According to a recent Bloomberg survey, economists believe there is a 70% chance of a recession in 2023. Ironically, this could prove beneficial to low-wage employers who are most affected by the current labor shortage. A recession will tend to push more people into the job market, cooling rising wages.
Small Business Benefits
Next year will definitely be a challenging year. However, small businesses have some advantages over large companies. Boumgarden said playing the cards right could lead to less confusion next year. First of all, small businesses have the advantage of being agile. This is a skill that many have acquired during the pandemic.
“Being free from bureaucracy, small businesses are often able to experiment and pursue new opportunities more easily,” says Boumgarden. “If I were a small business owner, I would ask what small-scale experiments you could do in the next six months to address the headwinds ahead.”
“Compared to public companies, smaller private companies also have the advantage of being given time to develop business plans with a longer time frame to achieve performance.

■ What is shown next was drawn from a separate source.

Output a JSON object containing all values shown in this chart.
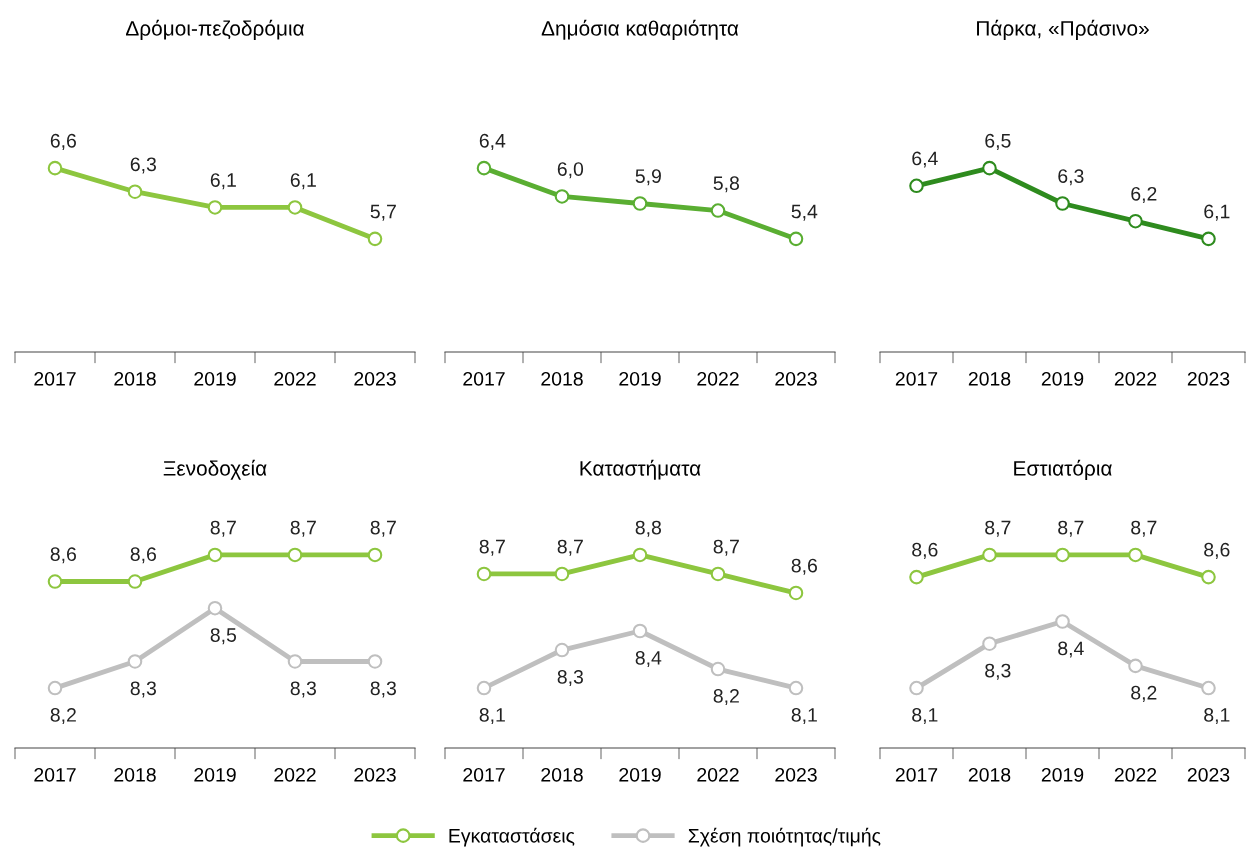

We are not gasping for immediate returns, so we have the potential to benefit from this patient capital, and in a recession this can be a huge advantage.”
Small businesses have another invaluable advantage over large companies. It is the trust of society.
“Consumers are becoming more and more skeptical and critical of big companies, especially big tech. Boumgarden said.
“The opportunity for small businesses is to find ways to stand out and use that trust to differentiate themselves from larger competitors. Amazon may be able to offer two-day shipping, but your local bookstore can offer personal touches like personal reviews and community meeting spaces. We want to know that we are supporting a business that supports our community, and the opportunity for these owners is to leverage their trust into their business.”
Local communities can help
“Building local support groups to help share best practices is one way local governments and business communities can help small businesses thrive,” says Boumgarden.
“The research is also very clear about the value of educational interventions, so finding ways for universities to support the educational needs of these companies to increase their ‘professionalism’ is critical to the economic growth of these companies and, in turn, our can really boost economic growth in the region. ” He said.